Dalam penjelasan Nabi atas ajaran Al Quran itu, Rasulullah Saw bersabda: "Perumpamaan kaum Mu'minin dalam cinta dan kasih sayang di antara mereka adalah seperti tubuh yang satu, yang jika salah satu bagian tubuh mengalami sakit, maka seluruh anggota tubuh akan turut tidak dapat tidur dan merasakan demam." [Hadits diriwayatkan oleh Bukhari, Muslim dan imam Ahmad]

Solidaritas sosial Islam ini, yang mencerminkan suatu sistem yang membangun hubungan interaksi, solidaritas, tolong menolong, dan gotong royong dalam seluruh sektor kehidupan bagi seluruh anggota masyarakat manusia itu, berdiri di atas kaidah Islam yang general. Yaitu kaidah iradah Allah SWT untuk mengadakan keseimbangan dan equilibrium di antara individu, kelas, kelompok masyarakat, dan suku-suku yang menjadi elemen bangunan masyarakat dan umat. Sebagaimana terciptanya keseimbangan antara anggota tubuh yang satu, meskipun berbeda-beda kemampuan, kekuatan, tugas dan kebutuhannya, dengan kehidupan yang satu, dan kesatuan hidup bagi tubuh ini; tercipta pula keseimbangan antara individu umat, kelas dan lapisan sosiallnya dengan solidaritas sosial ini, yang mewujudkan kesatuan dan keseimbangan di antara elemen-elemen bangunan masyarakat Islam itu.

Allah SWT telah memonopoli sipat keesaan. Tidak ada makhluk yang menyerupai-Nya. Seluruh apa yang selain-Nya, berdiri di atas aturan berpasang-pasangan. Oleh karena itu, filsafat Islam, dalam mewujudkan keadilan dan hubungan yang sehat di antara suami-istri dan antara orang-orang yang berbeda kecenderungan, kemaslahatan, tujuan dan kebutuhannya, adalah dengan menciptakan keseimbangan kecenderungan, kemaslahatan, tujuan dan kebutuhan manusia, serta mewujudkan hubungan solidaritas yang menganyam kesatuan masyarakat. Sehingga kontradiksi dan perbedaan kepentingan antar individu tidak menjadi faktor yang membawa masyarakat kepada benturan dan kehancuran.

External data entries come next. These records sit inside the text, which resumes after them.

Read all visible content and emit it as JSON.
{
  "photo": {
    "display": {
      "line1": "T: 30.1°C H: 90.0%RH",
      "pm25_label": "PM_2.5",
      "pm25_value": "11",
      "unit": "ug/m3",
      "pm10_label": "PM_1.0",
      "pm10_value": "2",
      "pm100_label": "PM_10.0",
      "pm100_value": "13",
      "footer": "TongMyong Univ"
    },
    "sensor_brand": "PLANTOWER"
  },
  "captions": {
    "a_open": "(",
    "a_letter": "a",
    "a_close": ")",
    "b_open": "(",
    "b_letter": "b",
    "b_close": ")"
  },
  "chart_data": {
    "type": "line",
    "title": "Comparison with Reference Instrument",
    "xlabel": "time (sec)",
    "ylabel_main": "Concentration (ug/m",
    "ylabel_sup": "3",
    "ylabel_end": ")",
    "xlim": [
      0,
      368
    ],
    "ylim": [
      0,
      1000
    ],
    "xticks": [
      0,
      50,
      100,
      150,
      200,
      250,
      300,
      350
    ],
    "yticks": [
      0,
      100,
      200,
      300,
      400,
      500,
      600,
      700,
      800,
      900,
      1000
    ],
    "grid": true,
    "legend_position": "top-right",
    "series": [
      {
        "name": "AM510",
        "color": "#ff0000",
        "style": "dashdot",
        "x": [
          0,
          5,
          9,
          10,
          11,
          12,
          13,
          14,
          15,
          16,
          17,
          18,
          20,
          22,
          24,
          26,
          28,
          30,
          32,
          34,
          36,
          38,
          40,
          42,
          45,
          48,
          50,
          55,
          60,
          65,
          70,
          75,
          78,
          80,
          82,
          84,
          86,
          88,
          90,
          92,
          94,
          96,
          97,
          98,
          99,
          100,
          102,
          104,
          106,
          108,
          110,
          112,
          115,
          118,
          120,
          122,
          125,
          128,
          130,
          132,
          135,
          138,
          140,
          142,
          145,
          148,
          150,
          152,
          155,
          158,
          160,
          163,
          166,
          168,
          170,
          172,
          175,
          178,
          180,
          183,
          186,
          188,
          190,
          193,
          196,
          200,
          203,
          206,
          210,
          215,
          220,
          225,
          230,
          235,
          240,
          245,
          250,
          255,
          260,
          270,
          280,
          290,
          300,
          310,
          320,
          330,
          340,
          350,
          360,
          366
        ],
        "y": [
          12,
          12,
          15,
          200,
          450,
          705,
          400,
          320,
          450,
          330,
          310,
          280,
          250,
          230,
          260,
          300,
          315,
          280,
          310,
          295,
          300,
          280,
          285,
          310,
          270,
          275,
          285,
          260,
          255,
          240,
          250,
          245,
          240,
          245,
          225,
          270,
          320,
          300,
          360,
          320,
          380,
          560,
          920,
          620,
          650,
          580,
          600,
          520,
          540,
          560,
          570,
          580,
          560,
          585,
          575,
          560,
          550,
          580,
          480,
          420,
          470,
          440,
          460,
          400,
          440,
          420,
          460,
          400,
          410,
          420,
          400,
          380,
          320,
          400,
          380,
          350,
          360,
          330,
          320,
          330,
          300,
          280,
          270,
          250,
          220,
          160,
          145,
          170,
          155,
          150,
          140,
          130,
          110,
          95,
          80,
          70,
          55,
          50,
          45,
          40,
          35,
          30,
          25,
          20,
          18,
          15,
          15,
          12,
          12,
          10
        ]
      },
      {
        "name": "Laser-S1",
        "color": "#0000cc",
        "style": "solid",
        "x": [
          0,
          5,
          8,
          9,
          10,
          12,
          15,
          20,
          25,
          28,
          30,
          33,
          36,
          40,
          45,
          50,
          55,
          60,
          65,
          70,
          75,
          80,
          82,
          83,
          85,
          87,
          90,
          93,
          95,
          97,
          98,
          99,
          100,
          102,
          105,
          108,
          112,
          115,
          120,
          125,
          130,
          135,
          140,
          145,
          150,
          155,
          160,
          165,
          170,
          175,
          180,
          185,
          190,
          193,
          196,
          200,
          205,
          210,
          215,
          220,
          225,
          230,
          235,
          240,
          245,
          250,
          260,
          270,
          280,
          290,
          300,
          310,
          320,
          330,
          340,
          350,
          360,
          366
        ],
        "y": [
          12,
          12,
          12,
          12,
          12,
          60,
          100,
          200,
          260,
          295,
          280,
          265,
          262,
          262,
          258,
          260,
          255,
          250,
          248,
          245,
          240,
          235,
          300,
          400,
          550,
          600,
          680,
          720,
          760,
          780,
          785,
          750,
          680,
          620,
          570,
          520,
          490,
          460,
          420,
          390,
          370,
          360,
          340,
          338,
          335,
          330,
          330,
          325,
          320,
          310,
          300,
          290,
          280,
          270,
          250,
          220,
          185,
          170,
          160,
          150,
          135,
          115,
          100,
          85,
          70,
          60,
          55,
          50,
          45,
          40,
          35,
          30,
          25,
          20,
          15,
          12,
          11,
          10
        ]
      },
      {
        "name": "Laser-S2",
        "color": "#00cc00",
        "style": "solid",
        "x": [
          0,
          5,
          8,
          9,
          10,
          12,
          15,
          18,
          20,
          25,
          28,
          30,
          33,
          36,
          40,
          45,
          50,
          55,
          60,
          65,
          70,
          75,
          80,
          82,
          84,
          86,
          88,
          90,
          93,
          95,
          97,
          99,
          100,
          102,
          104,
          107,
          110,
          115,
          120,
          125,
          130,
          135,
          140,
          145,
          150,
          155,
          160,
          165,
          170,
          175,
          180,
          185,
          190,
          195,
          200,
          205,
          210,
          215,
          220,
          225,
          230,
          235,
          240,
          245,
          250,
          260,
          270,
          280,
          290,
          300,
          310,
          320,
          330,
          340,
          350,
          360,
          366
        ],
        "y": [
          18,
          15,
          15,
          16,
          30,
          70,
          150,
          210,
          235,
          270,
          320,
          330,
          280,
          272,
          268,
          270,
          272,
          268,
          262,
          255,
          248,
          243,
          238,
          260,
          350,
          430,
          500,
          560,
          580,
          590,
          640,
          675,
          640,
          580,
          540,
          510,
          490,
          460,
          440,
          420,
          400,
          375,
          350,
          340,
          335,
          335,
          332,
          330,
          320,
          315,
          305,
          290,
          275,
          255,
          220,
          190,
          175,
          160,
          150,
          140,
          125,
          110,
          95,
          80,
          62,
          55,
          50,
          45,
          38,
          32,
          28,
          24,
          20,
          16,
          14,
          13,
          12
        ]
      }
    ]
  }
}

Keadilan Allah adalah "al Mizan" yang diturunkan-Nya bersama dengan Al Kitab (Al Quran), untuk mengatur seluruh urusan kemasyarakatan. Dan di antaranya adalah urusan-urusan masyarakat manusia:

"Allah-lah yang menurunkan kitab dengan (membawa) kebenaran dan (menurunkan) neraca (keadilan). Dan tahukah kamu, boleh jadi hari kiamat itu (sudah) dekat?." [Asy Syuuraa:17]

"dan telah Kami turunkan bersama mereka Al Kitab dan neraca (keadilan) supaya manusia dapat melaksanakan keadilan." [Al Hadiid: 25]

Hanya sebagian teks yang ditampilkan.